With the distraction of Brexit and Donald Trump, you might have missed that a country of more than 93 million people nearly went bankrupt this year. The International Monetary Fund stopped that from happening, announcing on Nov. 11 that it would lend Egypt the equivalent of about $16 billion. Brexiteers and Trump’s army of angry old white men might disagree, but the rescue of Egypt was evidence that globalization works. The IMF was created at the end of the Second World War to help make the planet a less chaotic place. The fund in 2016 prevented a dangerous region from becoming even more so.

But there is something else about that loan. Egyptian President Abdel Fattah al-Sisi agreed to all sorts of conditions. His government cut fuel subsidies and pledged to raise taxes, for example. Textbook. The IMF isn’t a charity; like any lender, it expects its clients to get their houses in order. But Egypt also said it would increase the number of spaces at public nurseries and make public transportation safer to “support women’s labour force participation.” That’s new. In September, Christine Lagarde, the IMF’s managing director, told Maclean’s that if Egypt wanted the fund’s money, it must do more to help women take jobs or start companies. A couple of months later, she proved that she had meant it.

After years of following rules written by men, Lagarde is forcing the world’s finance ministers —who are still overwhelmingly male—to rethink their approach to economic policy. Her push to include more women in economic life is based on research: economies with narrow gaps between the labour participation rates of men and women are demonstrably stronger. Lagarde also has freed the IMF from the doctrine of austerity. She is the undisputed champion of using deficits to help the global economy break out of what she calls the “new mediocre.” Again, her position is backed by IMF research. Lagarde takes no credit for the math behind her position. But it is fair to say her advocacy made it easier for countries such as Canada and South Korea to sell a policy out of fashion since the 1980s.

Newsmakers 2016: The best and worst in business and the economy in 2016

Lagarde, who turns 61 on Jan. 1, has been a star of the international business press—and to a lesser extent, fashion magazines—for years. As France’s finance minister, Lagarde was on the front lines of the fight against the economic catastrophe that followed the collapse of Lehman Brothers in 2008 and then the European debt crisis that came soon after. She was rushed into service at the IMF in 2011 after the abrupt resignation of her disgraced predecessor, Dominique Strauss-Kahn. Lagarde was well-liked. And the fact that she is the first woman was a nice story. But her ascent still rankled. There had been talk that Strauss-Kahn’s successor should be a non-European, which also would have been a first. (Canada supported a Mexican for the job.) And there was grumbling about her qualifications because Lagarde is a lawyer, not an economist.

Related: Christine Lagarde faces the fight of her life

The critics mostly have gone silent. In February, Lagarde was reappointed without opposition. That left her emboldened. In the 1980s and 1990s, the IMF’s answer to everything was spending cuts, freer trade and flexible exchange rates. Lagarde’s IMF takes a wider view. It worries about climate change and income inequality.
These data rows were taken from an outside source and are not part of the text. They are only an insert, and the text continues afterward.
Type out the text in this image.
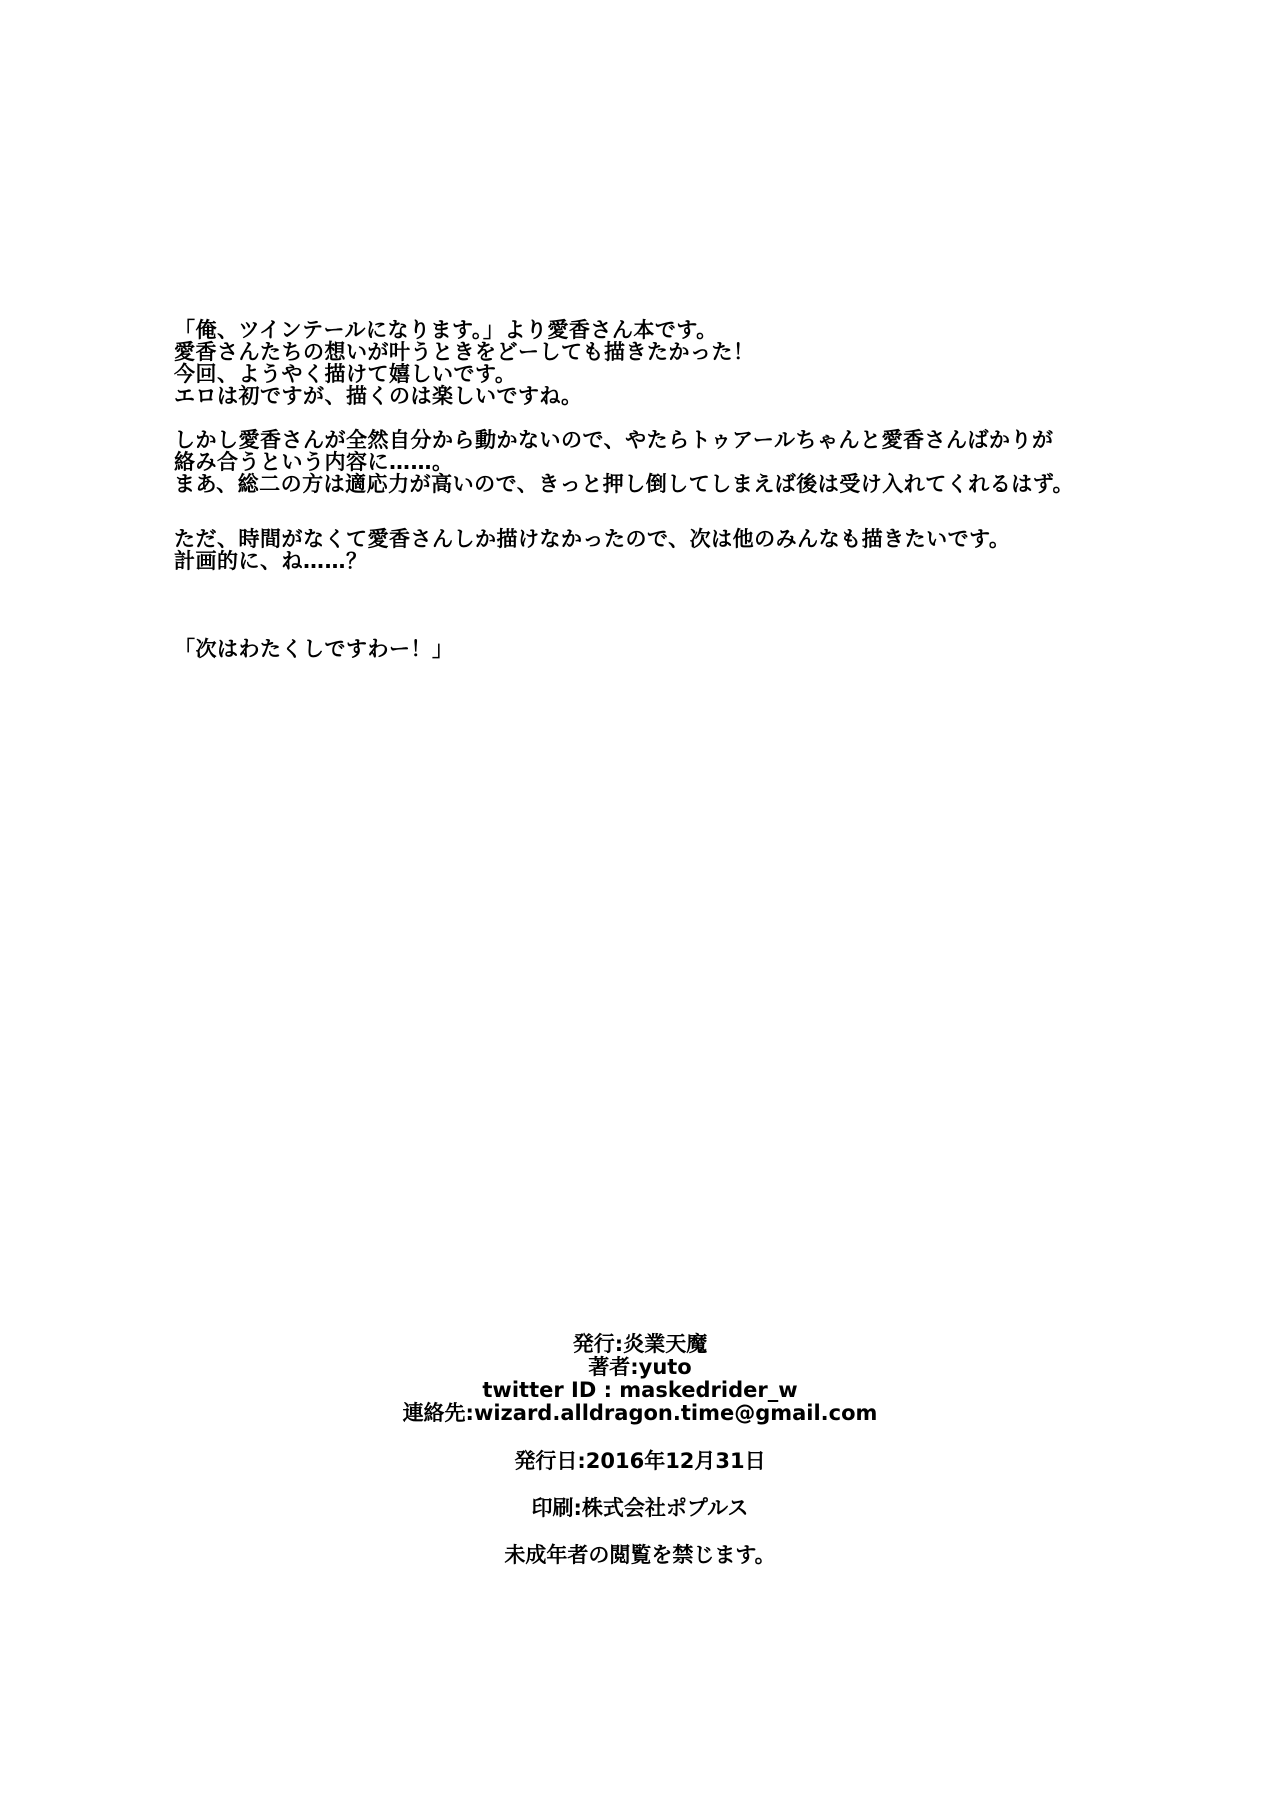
「俺、ツインテールになります。」より愛香さん本です。
愛香さんたちの想いが叶うときをどーしても描きたかった！
今回、ようやく描けて嬉しいです。
エロは初ですが、描くのは楽しいですね。
しかし愛香さんが全然自分から動かないので、やたらトゥアールちゃんと愛香さんばかりが
絡み合うという内容に……。
まあ、総二の方は適応力が高いので、きっと押し倒してしまえば後は受け入れてくれるはず。
ただ、時間がなくて愛香さんしか描けなかったので、次は他のみんなも描きたいです。
計画的に、ね……？
「次はわたくしですわー！」
発行:炎業天魔
著者:yuto
twitter ID : maskedrider_w
連絡先:wizard.alldragon.time@gmail.com
発行日:2016年12月31日
印刷:株式会社ポプルス
未成年者の閲覧を禁じます。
It argues that every country with a solid credit rating should take advantage of its position and borrow at low rates to invest in infrastructure. Lagarde has been making that case for a few years. At first, she was ignored. Now, deficit spending is the global consensus, with Germany the last significant holdout. Not bad for a lawyer.
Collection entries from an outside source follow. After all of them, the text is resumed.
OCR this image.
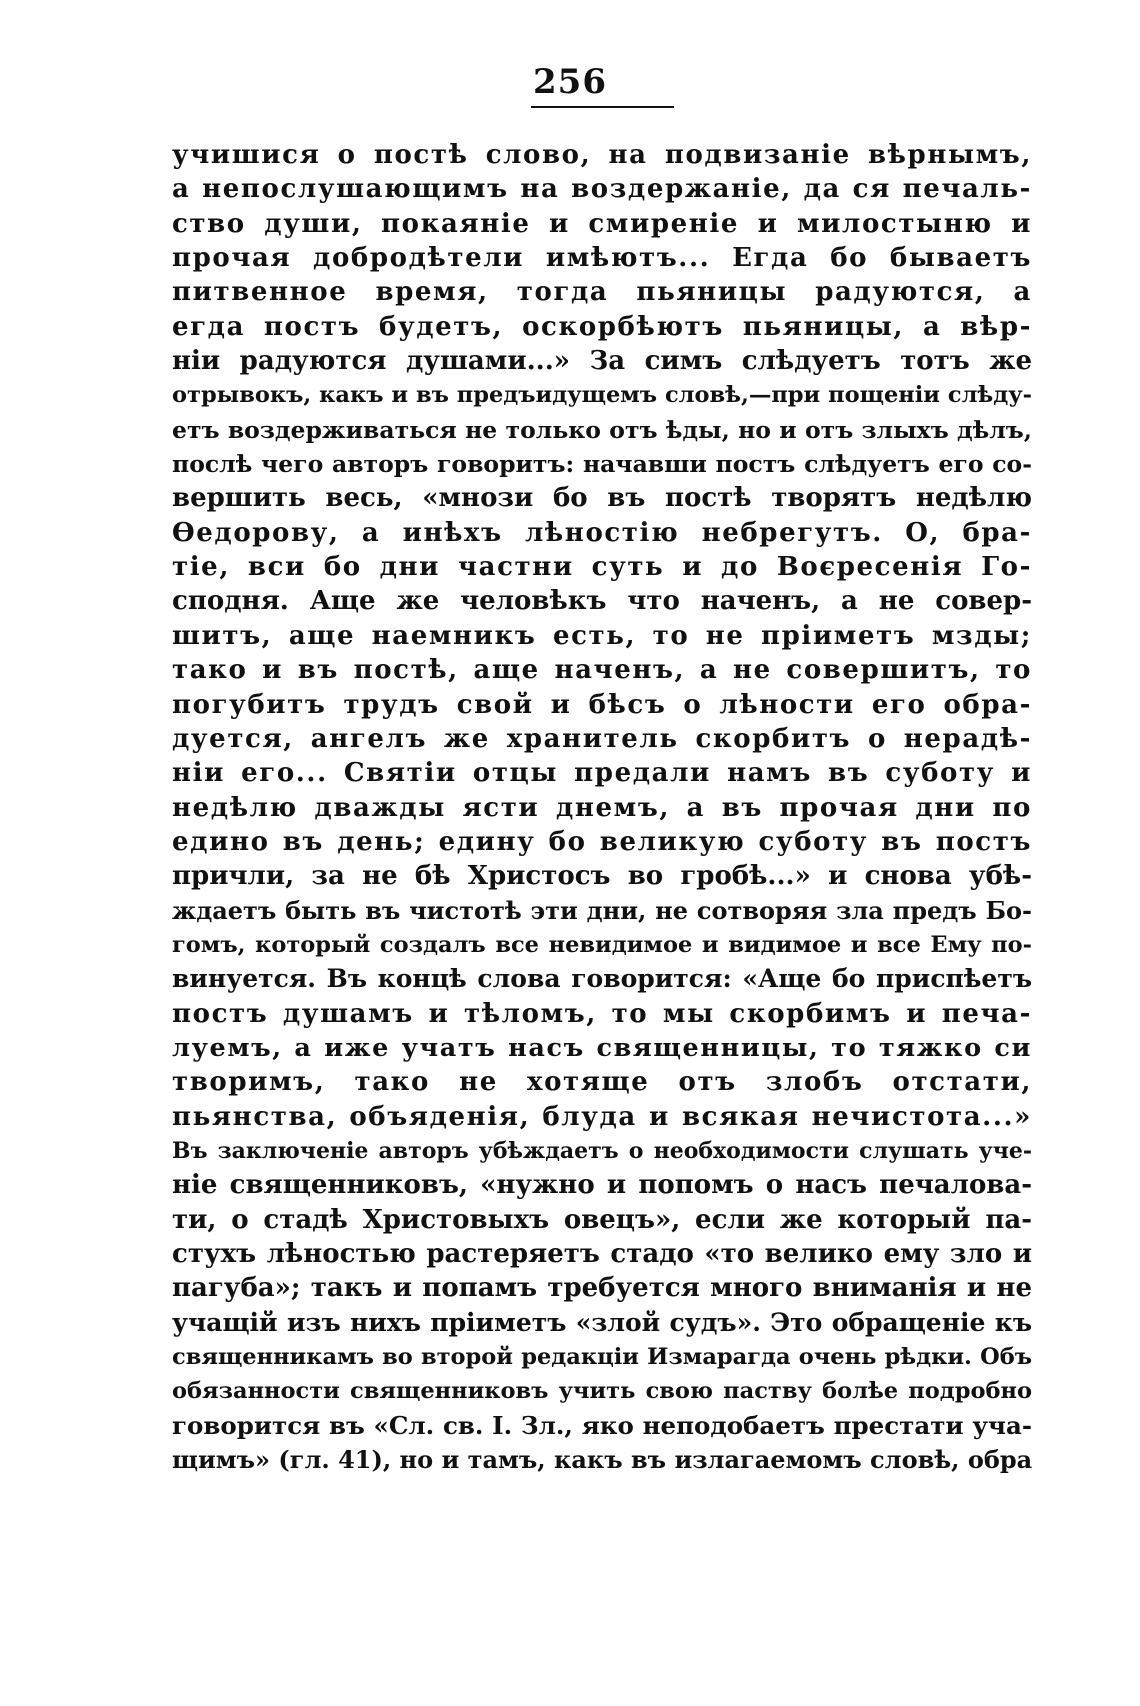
256
учишися о постѣ слово, на подвизаніе вѣрнымъ,
а непослушающимъ на воздержаніе, да ся печаль-
ство души, покаяніе и смиреніе и милостыню и
прочая добродѣтели имѣютъ... Егда бо бываетъ
питвенное время, тогда пьяницы радуются, а
егда постъ будетъ, оскорбѣютъ пьяницы, а вѣр-
ніи радуются душами...» За симъ слѣдуетъ тотъ же
отрывокъ, какъ и въ предъидущемъ словѣ,—при пощеніи слѣду-
етъ воздерживаться не только отъ ѣды, но и отъ злыхъ дѣлъ,
послѣ чего авторъ говоритъ: начавши постъ слѣдуетъ его со-
вершить весь, «мнози бо въ постѣ творятъ недѣлю
Ѳедорову, а инѣхъ лѣностію небрегутъ. О, бра-
тіе, вси бо дни частни суть и до Воєресенія Го-
сподня. Аще же человѣкъ что наченъ, а не совер-
шитъ, аще наемникъ есть, то не пріиметъ мзды;
тако и въ постѣ, аще наченъ, а не совершитъ, то
погубитъ трудъ свой и бѣсъ о лѣности его обра-
дуется, ангелъ же хранитель скорбитъ о нерадѣ-
ніи его... Святіи отцы предали намъ въ суботу и
недѣлю дважды ясти днемъ, а въ прочая дни по
едино въ день; едину бо великую суботу въ постъ
причли, за не бѣ Христосъ во гробѣ...» и снова убѣ-
ждаетъ быть въ чистотѣ эти дни, не сотворяя зла предъ Бо-
гомъ, который создалъ все невидимое и видимое и все Ему по-
винуется. Въ концѣ слова говорится: «Аще бо приспѣетъ
постъ душамъ и тѣломъ, то мы скорбимъ и печа-
луемъ, а иже учатъ насъ священницы, то тяжко си
творимъ, тако не хотяще отъ злобъ отстати,
пьянства, объяденія, блуда и всякая нечистота...»
Въ заключеніе авторъ убѣждаетъ о необходимости слушать уче-
ніе священниковъ, «нужно и попомъ о насъ печалова-
ти, о стадѣ Христовыхъ овецъ», если же который па-
стухъ лѣностью растеряетъ стадо «то велико ему зло и
пагуба»; такъ и попамъ требуется много вниманія и не
учащій изъ нихъ пріиметъ «злой судъ». Это обращеніе къ
священникамъ во второй редакціи Измарагда очень рѣдки. Объ
обязанности священниковъ учить свою паству болѣе подробно
говорится въ «Сл. св. І. Зл., яко неподобаетъ престати уча-
щимъ» (гл. 41), но и тамъ, какъ въ излагаемомъ словѣ, обра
Next year will test Lagarde’s talents. She leads a global institution founded by democracies that now are rejecting globalization. When Lagarde visited Canada in the fall, she promised to confront these forces. That was before Trump won. Lagarde might be in over her head. Then again, five years ago, the IMF had nothing to say about gender equality. It now has a lot to say. Just ask Egypt.